Reagendo alla notizia dell’accordo raggiunto tra Myanmar e Bangladesh per il rientro di quasi un milione di rifugiati rohingya, Charmain Mohamed, direttore di Amnesty International sui diritti dei rifugiati e dei migranti, ha rilasciato la seguente dichiarazione:
“Anche se i dettagli dell’accordo non sono stati ancora resi noti, parlare di rientro è evidentemente prematuro considerato che i rohingya continuano a cercare rifugio in Bangladesh quasi ogni giorno a causa della pulizia etnica in corso in Myanmar”.
“Non potrà esservi alcun rientro in condizioni di sicurezza e dignità fino a quando il sistema d’apartheid resterà in vigore in Myanmar, dove migliaia di rohingya sono trattenuti in condizioni equiparabili a quelle dei campi di concentramento. Rientrare in condizioni del genere è semplicemente inimmaginabile”.
“Myanmar e Bangladesh devono rispettare l’obbligo di diritto internazionale di non rimandare persone in situazioni nelle quali rischierebbero di subire persecuzione o altre gravi violazioni dei diritti umani”.
“Il fatto che le Nazioni Unite e la comunità internazionale siano state completamente emarginate da questo negoziato non depone in favore di un serio programma di rimpatri volontari rispettoso degli standard internazionali”.
“Come minimo, i rohingya dovrebbero essere in grado di continuare a chiedere asilo in Bangladesh e chi non volesse tornare in Myanmar non dovrebbe essere costretto a farlo”.

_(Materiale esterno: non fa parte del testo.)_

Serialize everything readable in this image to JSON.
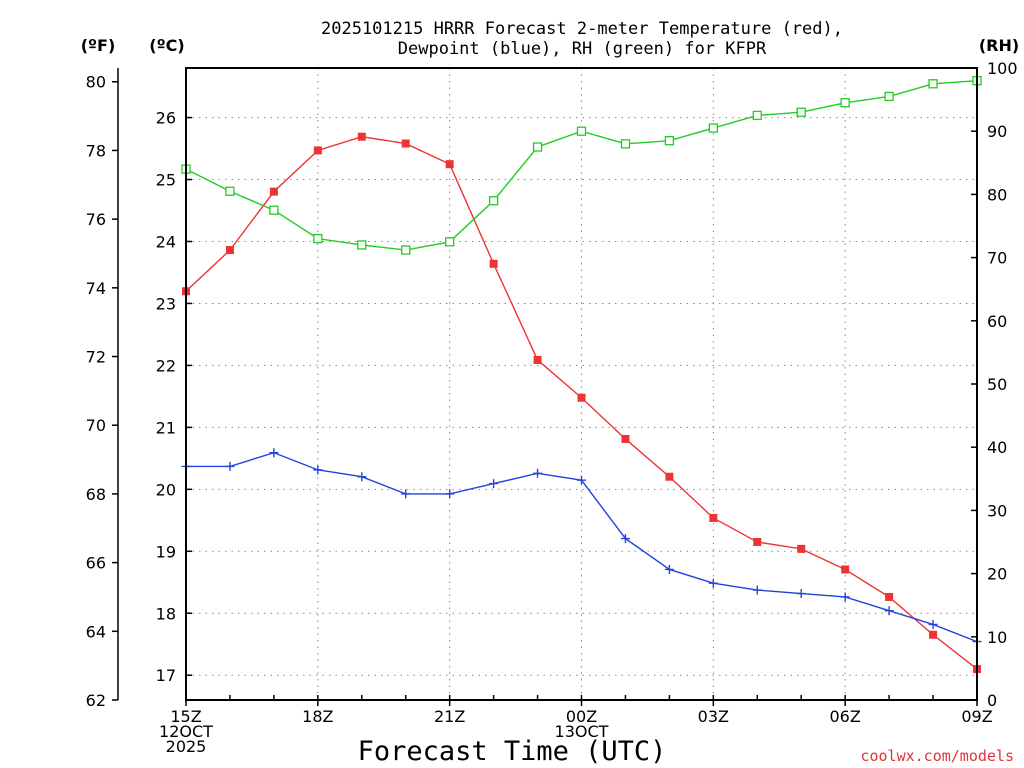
{
  "chart_data": {
    "type": "line",
    "title_lines": [
      "2025101215 HRRR Forecast 2-meter Temperature (red),",
      "Dewpoint (blue), RH (green) for KFPR"
    ],
    "xlabel": "Forecast Time (UTC)",
    "credit": "coolwx.com/models",
    "x_hours": [
      0,
      1,
      2,
      3,
      4,
      5,
      6,
      7,
      8,
      9,
      10,
      11,
      12,
      13,
      14,
      15,
      16,
      17,
      18
    ],
    "x_ticks": [
      {
        "hour": 0,
        "lines": [
          "15Z",
          "12OCT",
          "2025"
        ]
      },
      {
        "hour": 3,
        "lines": [
          "18Z"
        ]
      },
      {
        "hour": 6,
        "lines": [
          "21Z"
        ]
      },
      {
        "hour": 9,
        "lines": [
          "00Z",
          "13OCT"
        ]
      },
      {
        "hour": 12,
        "lines": [
          "03Z"
        ]
      },
      {
        "hour": 15,
        "lines": [
          "06Z"
        ]
      },
      {
        "hour": 18,
        "lines": [
          "09Z"
        ]
      }
    ],
    "axes": {
      "fahrenheit": {
        "label": "(ºF)",
        "ticks": [
          62,
          64,
          66,
          68,
          70,
          72,
          74,
          76,
          78,
          80
        ],
        "range": [
          62,
          80.4
        ]
      },
      "celsius": {
        "label": "(ºC)",
        "ticks": [
          17,
          18,
          19,
          20,
          21,
          22,
          23,
          24,
          25,
          26
        ],
        "range": [
          16.6,
          26.8
        ]
      },
      "rh": {
        "label": "(RH)",
        "ticks": [
          0,
          10,
          20,
          30,
          40,
          50,
          60,
          70,
          80,
          90,
          100
        ],
        "range": [
          0,
          100
        ]
      }
    },
    "series": [
      {
        "name": "2-meter Temperature",
        "unit": "F",
        "color": "#ee3333",
        "marker": "filled-square",
        "values": [
          73.9,
          75.1,
          76.8,
          78.0,
          78.4,
          78.2,
          77.6,
          74.7,
          71.9,
          70.8,
          69.6,
          68.5,
          67.3,
          66.6,
          66.4,
          65.8,
          65.0,
          63.9,
          62.9
        ]
      },
      {
        "name": "Dewpoint",
        "unit": "F",
        "color": "#2244dd",
        "marker": "plus",
        "values": [
          68.8,
          68.8,
          69.2,
          68.7,
          68.5,
          68.0,
          68.0,
          68.3,
          68.6,
          68.4,
          66.7,
          65.8,
          65.4,
          65.2,
          65.1,
          65.0,
          64.6,
          64.2,
          63.7
        ]
      },
      {
        "name": "RH",
        "unit": "%",
        "color": "#22cc22",
        "marker": "open-square",
        "values": [
          84,
          80.5,
          77.5,
          73,
          72,
          71.2,
          72.5,
          79,
          87.5,
          90,
          88,
          88.5,
          90.5,
          92.5,
          93,
          94.5,
          95.5,
          97.5,
          98
        ]
      }
    ]
  }
}
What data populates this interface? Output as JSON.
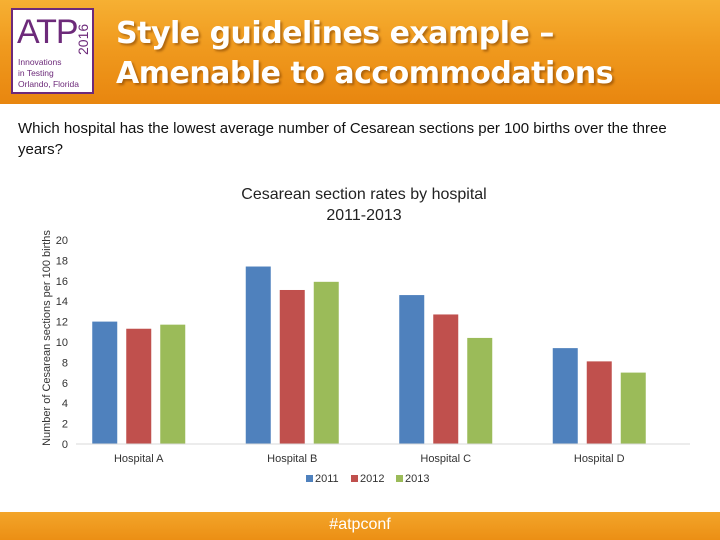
{
  "header": {
    "title_line1": "Style guidelines example –",
    "title_line2": "Amenable to accommodations",
    "logo": {
      "text": "ATP",
      "year": "2016",
      "tagline_line1": "Innovations",
      "tagline_line2": "in Testing",
      "tagline_line3": "Orlando, Florida"
    }
  },
  "question": "Which hospital has the lowest average number of Cesarean sections per 100 births over the three years?",
  "footer": {
    "hashtag": "#atpconf"
  },
  "chart_data": {
    "type": "bar",
    "title_line1": "Cesarean section rates by hospital",
    "title_line2": "2011-2013",
    "ylabel": "Number of Cesarean sections per 100 births",
    "xlabel": "",
    "categories": [
      "Hospital A",
      "Hospital B",
      "Hospital C",
      "Hospital D"
    ],
    "series": [
      {
        "name": "2011",
        "values": [
          12.0,
          17.4,
          14.6,
          9.4
        ],
        "color": "#4f81bd"
      },
      {
        "name": "2012",
        "values": [
          11.3,
          15.1,
          12.7,
          8.1
        ],
        "color": "#c0504d"
      },
      {
        "name": "2013",
        "values": [
          11.7,
          15.9,
          10.4,
          7.0
        ],
        "color": "#9bbb59"
      }
    ],
    "ylim": [
      0,
      20
    ],
    "yticks": [
      "0",
      "2",
      "4",
      "6",
      "8",
      "10",
      "12",
      "14",
      "16",
      "18",
      "20"
    ],
    "grid": false,
    "legend_position": "bottom"
  }
}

L’analisi di Amnesty International sulle cause alla radice dell’attuale crisi nello stato di Rakhine, pubblicata questa settimana, ha riscontrato che la popolazione rohingya di Myanmar è intrappolata in un crudele sistema di discriminazione istituzionalizzata e promossa dallo stato che corrisponde al crimine di apartheid.